In the first quarter, revenue fell 21.91% to 7.02 billion yuan ($976,000) and net profit sank 8.36% to 1.48 billion yuan from the same period a year earlier. Prices of two key products for chemotherapy and blood conditions had to be cut to meet the requirements of China’s health insurance scheme. As a result, revenue from finished drugs fell 27.3% to 5.5 billion yuan and income from the oncology business plunged 65.7%.
It was a familiar pattern of sliding turnover and sinking profits, as the company invests heavily in R&D to drive its shift from generic to ground-breaking drugs. In 2024, CSPC Pharma’s revenue fell 7.8% from the prior year, while net profit dropped 25.4% to 4.68 billion yuan. In the first quarter of this year, R&D expenses rose 11.4% and accounted for 18.56% of operating revenue. However, the innovative drug business still lacks the economy of scale to serve as a strong revenue driver.

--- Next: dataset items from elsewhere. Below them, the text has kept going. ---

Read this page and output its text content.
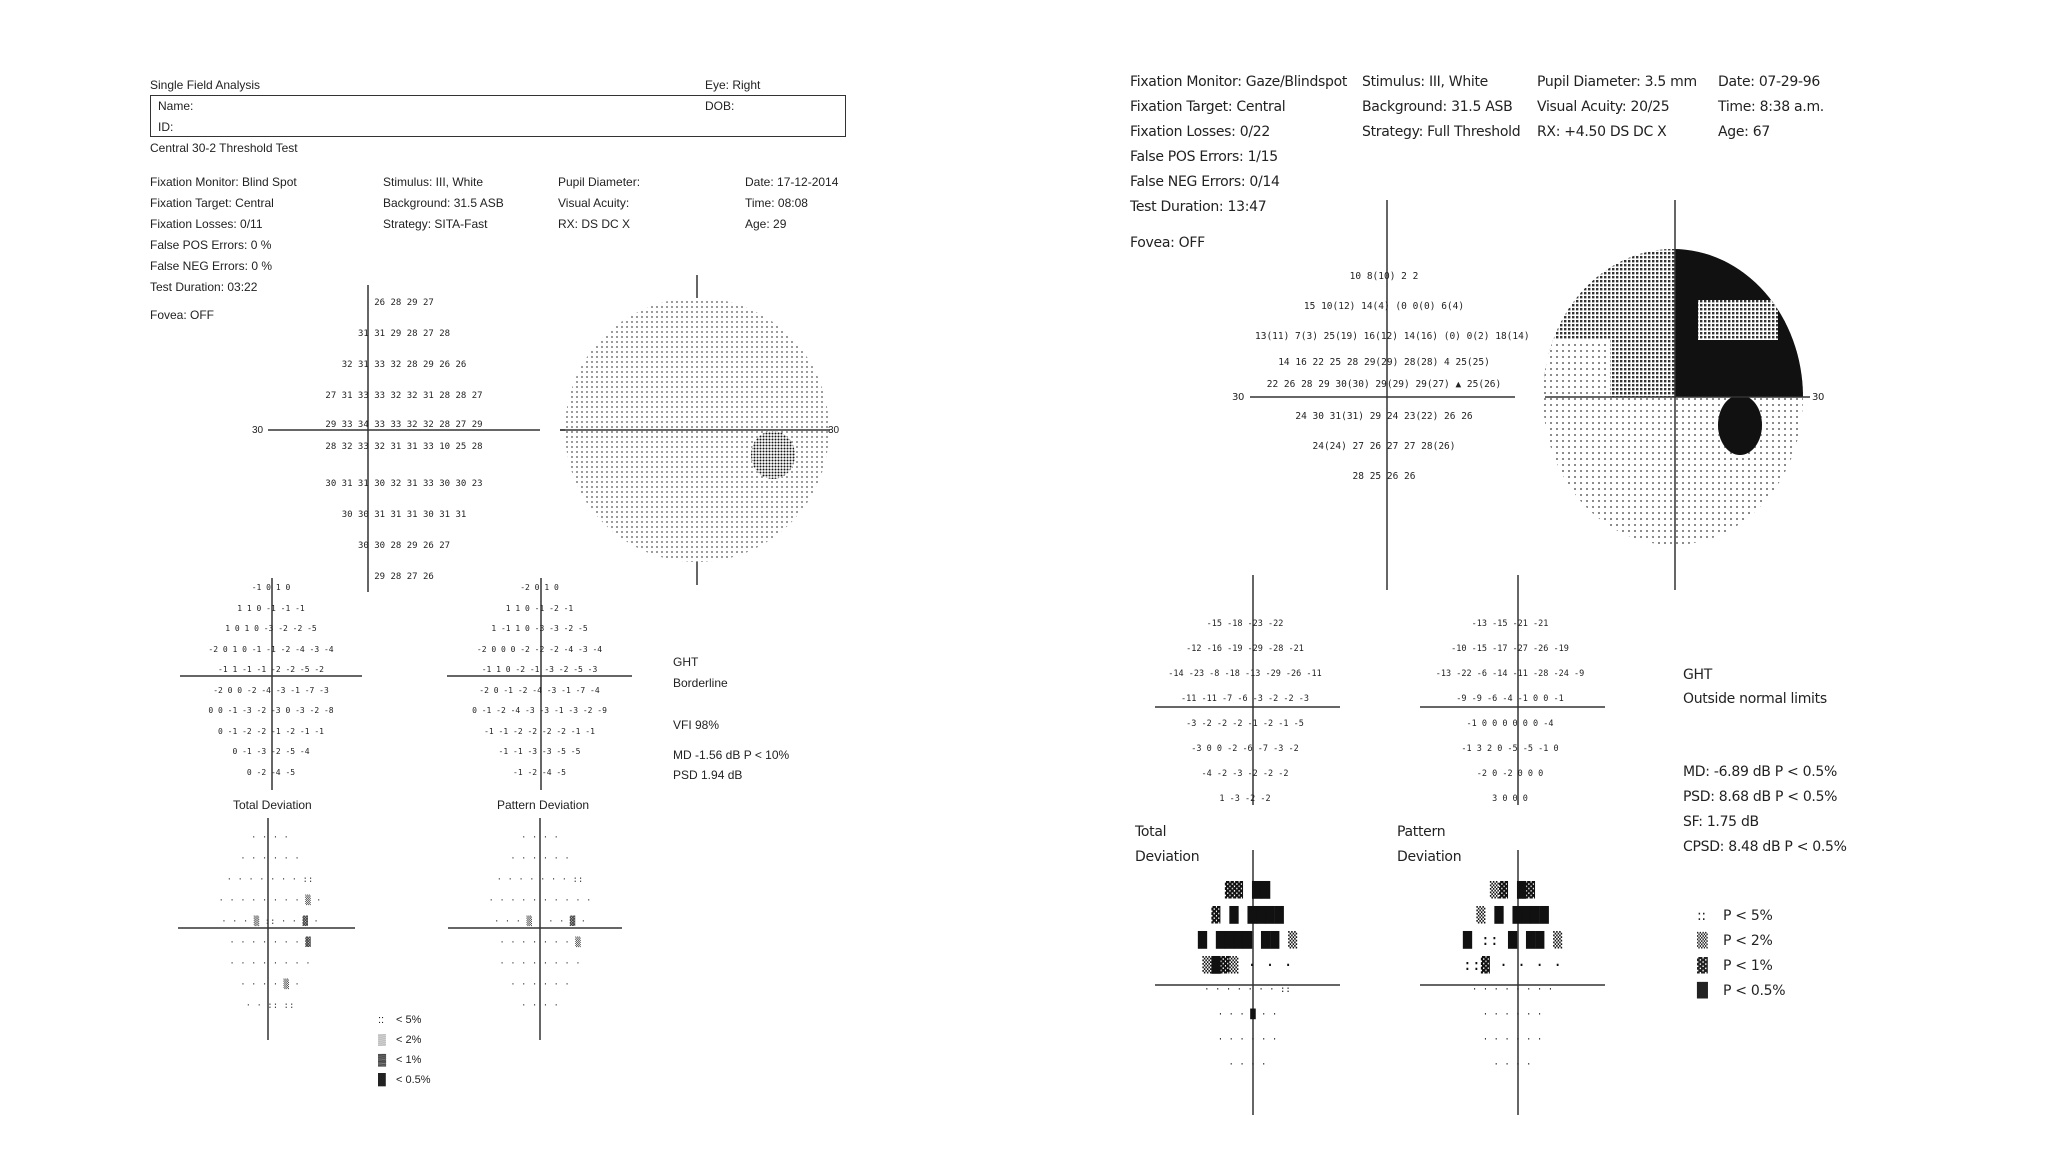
Single Field Analysis	Eye: Right
Name:	DOB:
ID:
Central 30-2 Threshold Test
Fixation Monitor: Blind Spot
Fixation Target: Central
Fixation Losses: 0/11
False POS Errors: 0 %
False NEG Errors: 0 %
Test Duration: 03:22
Stimulus: III, White
Background: 31.5 ASB
Strategy: SITA-Fast
Pupil Diameter:
Visual Acuity:
RX: DS DC X
Date: 17-12-2014
Time: 08:08
Age: 29
Fovea: OFF
30	30
26 28 29 27
31 31 29 28 27 28
32 31 33 32 28 29 26 26
27 31 33 33 32 32 31 28 28 27
29 33 34 33 33 32 32 28 27 29
28 32 33 32 31 31 33 10 25 28
30 31 31 30 32 31 33 30 30 23
30 30 31 31 31 30 31 31
30 30 28 29 26 27
29 28 27 26
-1 0 1 0
1 1 0 -1 -1 -1
1 0 1 0 -3 -2 -2 -5
-2 0 1 0 -1 -1 -2 -4 -3 -4
-1 1 -1 -1 -2 -2 -5 -2
-2 0 0 -2 -4 -3 -1 -7 -3
0 0 -1 -3 -2 -3 0 -3 -2 -8
0 -1 -2 -2 -1 -2 -1 -1
0 -1 -3 -2 -5 -4
0 -2 -4 -5
-2 0 1 0
1 1 0 -1 -2 -1
1 -1 1 0 -3 -3 -2 -5
-2 0 0 0 -2 -2 -2 -4 -3 -4
-1 1 0 -2 -1 -3 -2 -5 -3
-2 0 -1 -2 -4 -3 -1 -7 -4
0 -1 -2 -4 -3 -3 -1 -3 -2 -9
-1 -1 -2 -2 -2 -2 -1 -1
-1 -1 -3 -3 -5 -5
-1 -2 -4 -5
Total Deviation	Pattern Deviation
· · · ·
· · · · · ·
· · · · · · · ::
· · · · · · · · ▒ ·
· · · ▒ :: · · ▓ ·
· · · · · · · ▓
· · · · · · · ·
· · · · ▒ ·
· · :: ::
· · · ·
· · · · · ·
· · · · · · · ::
· · · · · · · · · ·
· · · ▒ · · · ▓ ·
· · · · · · · ▒
· · · · · · · ·
· · · · · ·
· · · ·
GHT
Borderline
VFI 98%
MD -1.56 dB P < 10%
PSD 1.94 dB
:: < 5%
▒ < 2%
▓ < 1%
█ < 0.5%
Fixation Monitor: Gaze/Blindspot
Fixation Target: Central
Fixation Losses: 0/22
False POS Errors: 1/15
False NEG Errors: 0/14
Test Duration: 13:47
Stimulus: III, White
Background: 31.5 ASB
Strategy: Full Threshold
Pupil Diameter: 3.5 mm
Visual Acuity: 20/25
RX: +4.50 DS DC X
Date: 07-29-96
Time: 8:38 a.m.
Age: 67
Fovea: OFF
30	30
10 8(10) 2 2
15 10(12) 14(4) (0 0(0) 6(4)
13(11) 7(3) 25(19) 16(12) 14(16) (0) 0(2) 18(14)
14 16 22 25 28 29(29) 28(28) 4 25(25)
22 26 28 29 30(30) 29(29) 29(27) ▲ 25(26)
24 30 31(31) 29 24 23(22) 26 26
24(24) 27 26 27 27 28(26)
28 25 26 26
-15 -18 -23 -22
-12 -16 -19 -29 -28 -21
-14 -23 -8 -18 -13 -29 -26 -11
-11 -11 -7 -6 -3 -2 -2 -3
-3 -2 -2 -2 -1 -2 -1 -5
-3 0 0 -2 -6 -7 -3 -2
-4 -2 -3 -2 -2 -2
1 -3 -2 -2
-13 -15 -21 -21
-10 -15 -17 -27 -26 -19
-13 -22 -6 -14 -11 -28 -24 -9
-9 -9 -6 -4 -1 0 0 -1
-1 0 0 0 0 0 0 -4
-1 3 2 0 -5 -5 -1 0
-2 0 -2 0 0 0
3 0 0 0
Total
Deviation
Pattern
Deviation
▓▓ ██
▓ █ ████
█ ████ ██ ▒
▒█▓▒ · · ·
· · · · · · · ::
· · · █ · ·
· · · · · ·
· · · ·
▒▓ █▓
▒ █ ████
█ :: █ ██ ▒
::▓ · · · ·
· · · · · · · ·
· · · · · ·
· · · · · ·
· · · ·
GHT
Outside normal limits
MD: -6.89 dB P < 0.5%
PSD: 8.68 dB P < 0.5%
SF: 1.75 dB
CPSD: 8.48 dB P < 0.5%
:: P < 5%
▒ P < 2%
▓ P < 1%
█ P < 0.5%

Investors worry that the traditional drug business, as it gradually winds down, will not be able to keep financing the shift into immunotherapy and other novel drugs, pushing the stock price down to HK$4.17 at one point earlier this year.
The prospect of large-scale deals may take the edge off that anxiety, but investors should bear in mind the risk that partnerships can swiftly unravel. VCBeat, a biotech and healthcare-focused information platform, estimates that of 62 licensing deals between Chinese pharmaceutical companies and foreign partners in 2020, at least 25 had been canceled by April this year, a reversal rate of 40%. A deal between CSPC Pharma and Elevation Oncology offers a cautionary tale. Elevation obtained licensing rights over the cancer drug EO-3021 from CSPC Pharma for $27 million upfront and $1.15 billion in milestone payments. However, results of Phase One U.S. clinical trials fell short of the outcome of Chinese tests and Elevation pulled the plug on the project.
Such discrepancies between U.S. and Chinese trials are not uncommon, but the gap reflected poorly on CSPC Pharma.
Its stock is trading at a price-to-earnings (P/E) ratio of around 20 times, much lower than the multiple of 51 for Jiangsu Hengrui Pharmaceuticals (600276.SH; 1276.HK), an industry peer listed in Hong Kong and Shanghai. Developing innovative drugs is a high-stakes, long-haul business. With CSPC Pharma facing a potential funding squeeze, with the generics business slowing and new products still taking off, investors may want to consider watching from the sidelines.